Soon after the Nazis occupied France, Robert died of cancer. Sonia survived the war as a nomad, mostly in southern France, in the company of other uprooted artists such as Sophie Taeuber-Arp. (Several of their friends, it turns out, were moonlighting as French Resistance agents.) Sonia fended off terror and loneliness by writing copiously in her diaries, painting abstract gouaches and taking train rides and long walks with her tawny long-haired cat Minouche. Who would suspect that this eccentric with a slight Slavic accent was Jewish and on the run? Her possessions and her son – who also worked for the Resistance – remained in Paris, relatively unscathed.
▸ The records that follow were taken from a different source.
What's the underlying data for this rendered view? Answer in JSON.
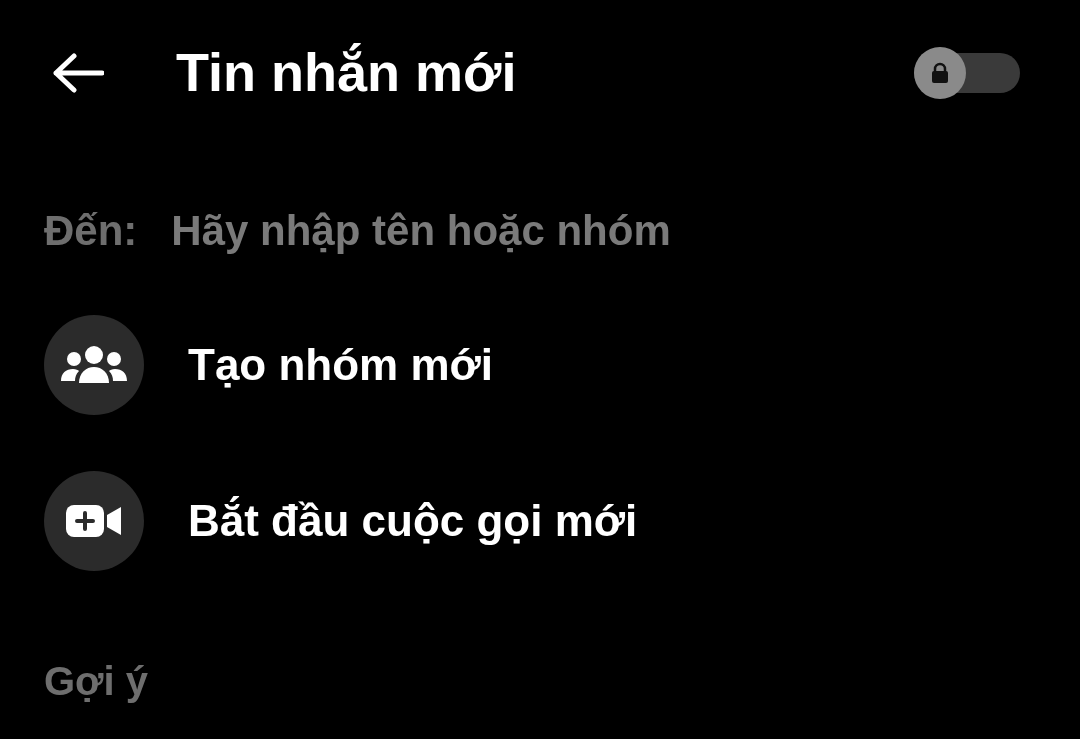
{
  "header": {
    "title": "Tin nhắn mới",
    "toggle": {
      "on": false
    }
  },
  "recipient": {
    "label": "Đến:",
    "placeholder": "Hãy nhập tên hoặc nhóm"
  },
  "actions": [
    {
      "kind": "group",
      "label": "Tạo nhóm mới"
    },
    {
      "kind": "call",
      "label": "Bắt đầu cuộc gọi mới"
    }
  ],
  "section": "Gợi ý"
}
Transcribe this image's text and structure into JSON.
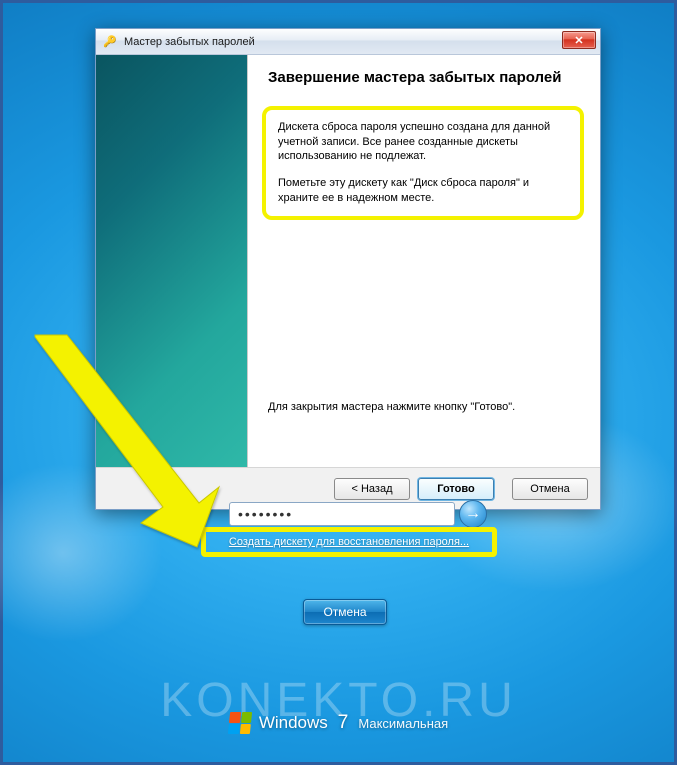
{
  "wizard": {
    "title": "Мастер забытых паролей",
    "heading": "Завершение мастера забытых паролей",
    "para1": "Дискета сброса пароля успешно создана для данной учетной записи. Все ранее созданные дискеты использованию не подлежат.",
    "para2": "Пометьте эту дискету как \"Диск сброса пароля\" и храните ее в надежном месте.",
    "close_hint": "Для закрытия мастера нажмите кнопку \"Готово\".",
    "buttons": {
      "back": "< Назад",
      "finish": "Готово",
      "cancel": "Отмена"
    }
  },
  "login": {
    "password_value": "••••••••",
    "create_disk_link": "Создать дискету для восстановления пароля...",
    "cancel": "Отмена"
  },
  "branding": {
    "product": "Windows",
    "version": "7",
    "edition": "Максимальная"
  },
  "watermark": "KONEKTO.RU",
  "icons": {
    "key": "🔑",
    "close": "✕",
    "arrow": "→"
  }
}
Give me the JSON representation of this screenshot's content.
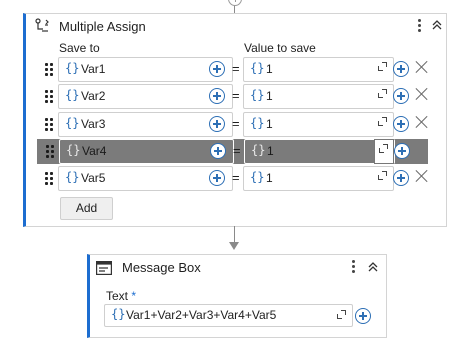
{
  "multiple_assign": {
    "title": "Multiple Assign",
    "save_to_label": "Save to",
    "value_to_save_label": "Value to save",
    "rows": [
      {
        "variable": "Var1",
        "value": "1",
        "selected": false
      },
      {
        "variable": "Var2",
        "value": "1",
        "selected": false
      },
      {
        "variable": "Var3",
        "value": "1",
        "selected": false
      },
      {
        "variable": "Var4",
        "value": "1",
        "selected": true
      },
      {
        "variable": "Var5",
        "value": "1",
        "selected": false
      }
    ],
    "equals_sign": "=",
    "add_button_label": "Add"
  },
  "message_box": {
    "title": "Message Box",
    "text_label": "Text",
    "required_marker": "*",
    "text_value": "Var1+Var2+Var3+Var4+Var5"
  },
  "icons": {
    "expression": "{}",
    "assign": "multiple-assign-icon",
    "message_box": "message-box-icon"
  },
  "colors": {
    "accent": "#1c6dd0",
    "selected_row": "#7b7b7b"
  }
}
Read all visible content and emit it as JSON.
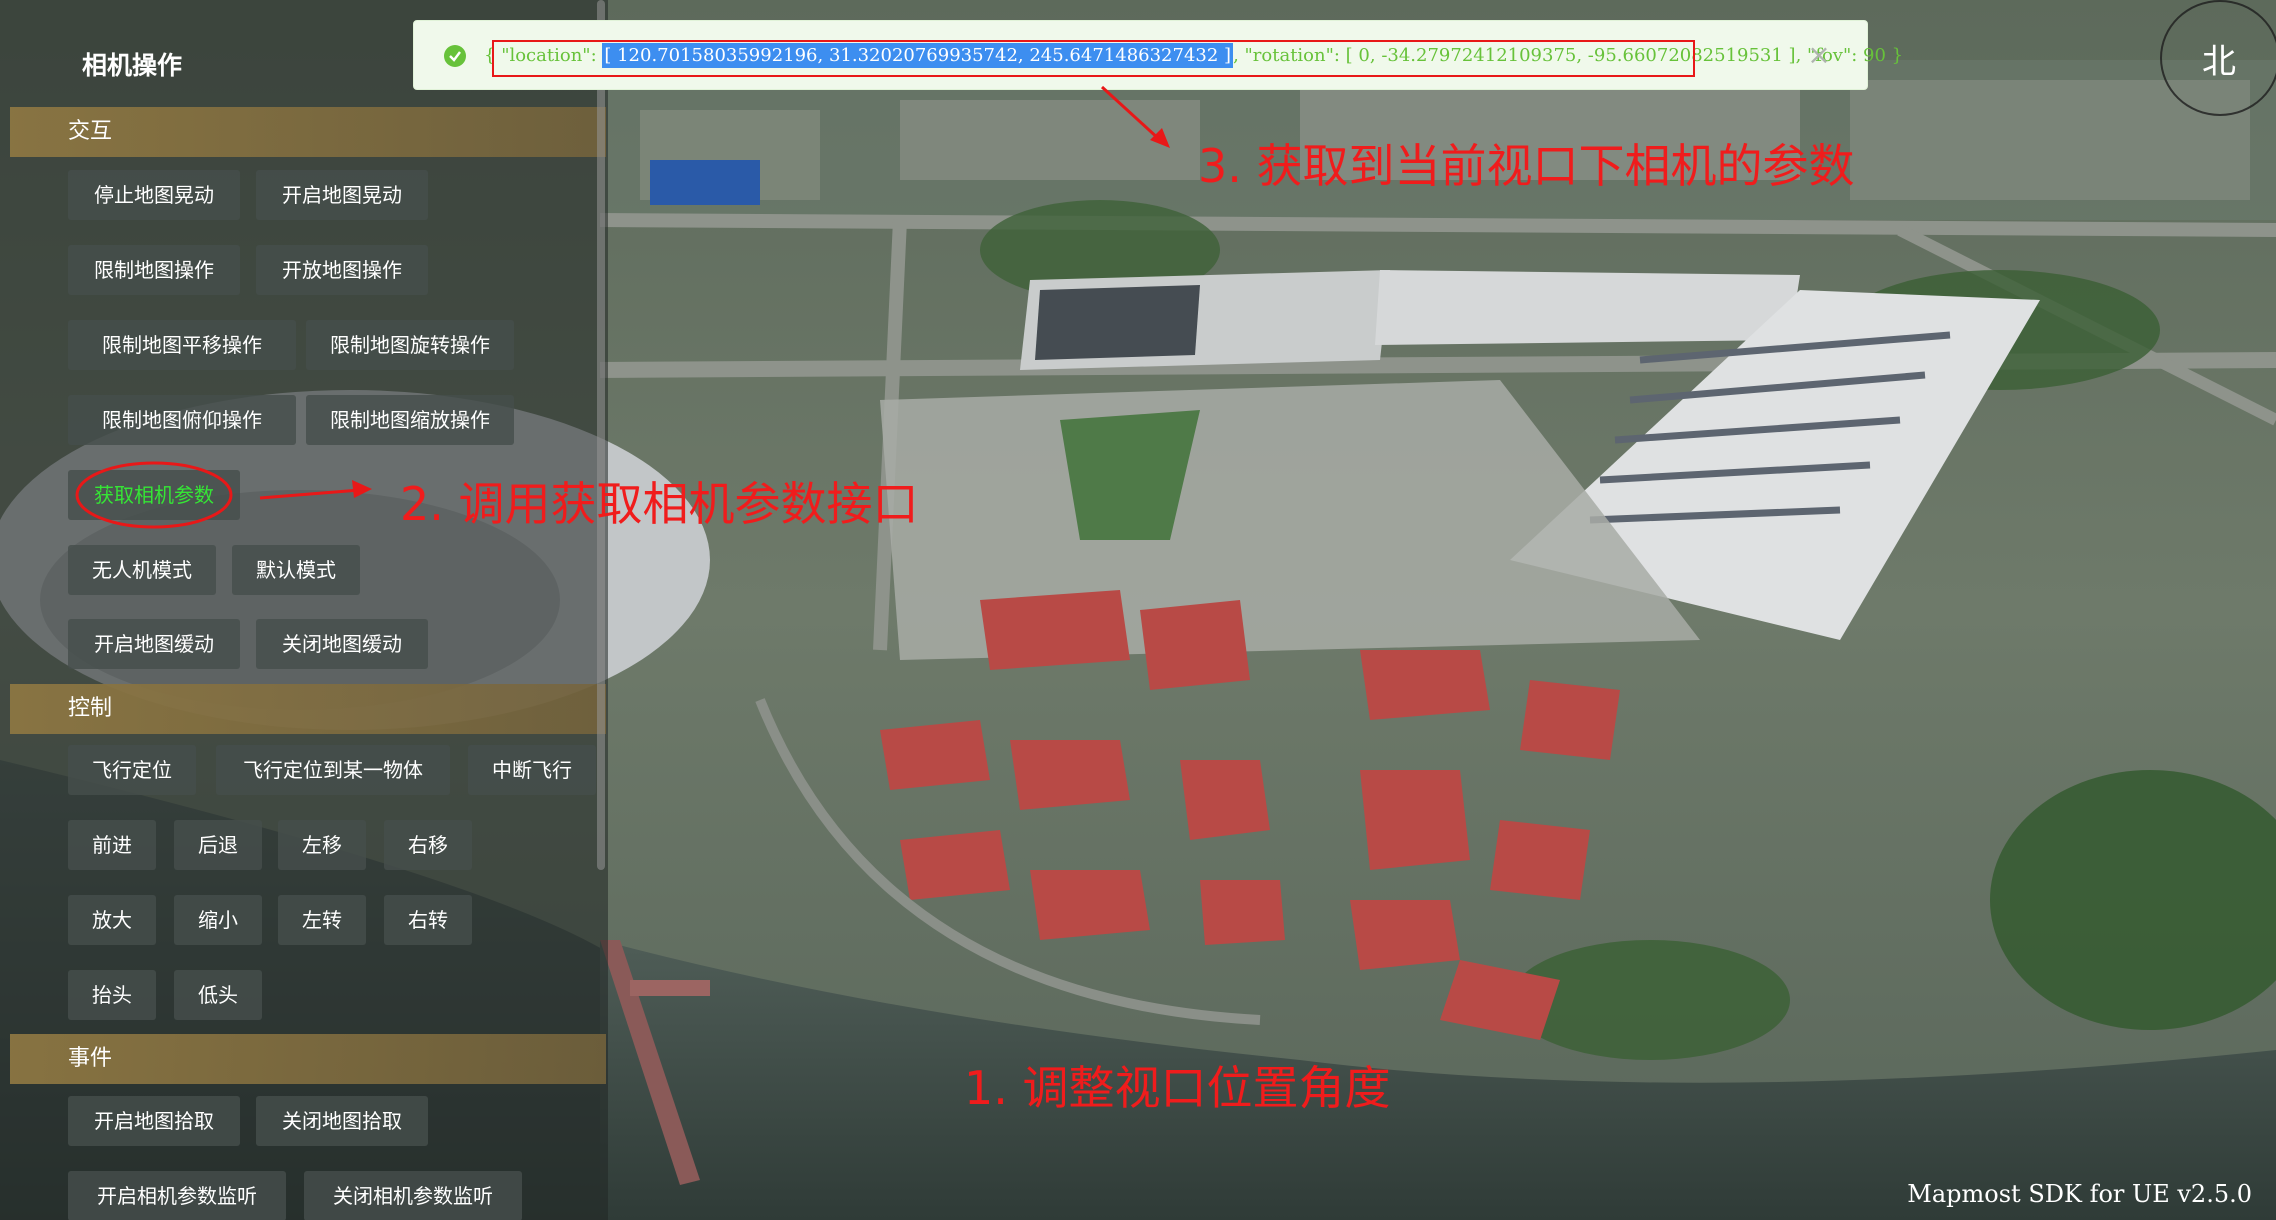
{
  "panel": {
    "title": "相机操作",
    "sections": [
      {
        "header": "交互",
        "buttons": [
          "停止地图晃动",
          "开启地图晃动",
          "限制地图操作",
          "开放地图操作",
          "限制地图平移操作",
          "限制地图旋转操作",
          "限制地图俯仰操作",
          "限制地图缩放操作",
          "获取相机参数",
          "无人机模式",
          "默认模式",
          "开启地图缓动",
          "关闭地图缓动"
        ]
      },
      {
        "header": "控制",
        "buttons": [
          "飞行定位",
          "飞行定位到某一物体",
          "中断飞行",
          "前进",
          "后退",
          "左移",
          "右移",
          "放大",
          "缩小",
          "左转",
          "右转",
          "抬头",
          "低头"
        ]
      },
      {
        "header": "事件",
        "buttons": [
          "开启地图拾取",
          "关闭地图拾取",
          "开启相机参数监听",
          "关闭相机参数监听"
        ]
      }
    ],
    "active_button": "获取相机参数"
  },
  "toast": {
    "prefix": "{ ",
    "location_key": "\"location\": ",
    "location_value": "[ 120.70158035992196, 31.32020769935742, 245.6471486327432 ]",
    "rest": ", \"rotation\": [ 0, -34.27972412109375, -95.66072082519531 ], \"fov\": 90 }",
    "icon": "success-check-icon",
    "close_icon": "close-icon"
  },
  "compass": {
    "label": "北"
  },
  "annotations": {
    "step1": "1. 调整视口位置角度",
    "step2": "2. 调用获取相机参数接口",
    "step3": "3. 获取到当前视口下相机的参数"
  },
  "footer": "Mapmost SDK for UE v2.5.0",
  "colors": {
    "accent_green": "#67c23a",
    "annotation_red": "#f01c1c",
    "section_gold": "#8c7642",
    "highlight_blue": "#3d8ef0"
  }
}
After the Second World War, Delaunay re-emerged to growing acclaim. She became more versatile in her work, exploring jewellery, stained glass, tapestry and porcelain, in collaboration with companies including Dior. Academics, journalists, servants, film-makers and protégés thronged her Left Bank duplex apartment. Into her 90s, she could be found still painting, dressed in her customary blue tweed suits from Chanel. ‘She was a magnificent lioness,’ Raynaud writes in the catalogue.
On the museum’s top floor, the contemporary book artist Kitty Maryatt displays a toolkit for printing replicas of a two-metre-long nonsensical poem by Blaise Cendrars from 1913. Delaunay decorated the original, splashing around 70 different colours along its accordion folds. Maryatt’s equipment includes boar-hair brushes and aluminium stencils in amoeboid forms.
Raynaud’s documentary is 23 minutes long, with a cacophonous soundtrack, spinning images and minimal captions. It can be maddening and vertigo-inducing. But it is worth watching in its entirety, since its subject – then in her 80s – comes across as so impatient. ‘I still have a lot to learn and to refine,’ she tells the interviewer. ‘I am in a hurry to work.’
‘Sonia Delaunay: Living Art’ is at the Bard Graduate Center, New York, until 7 July.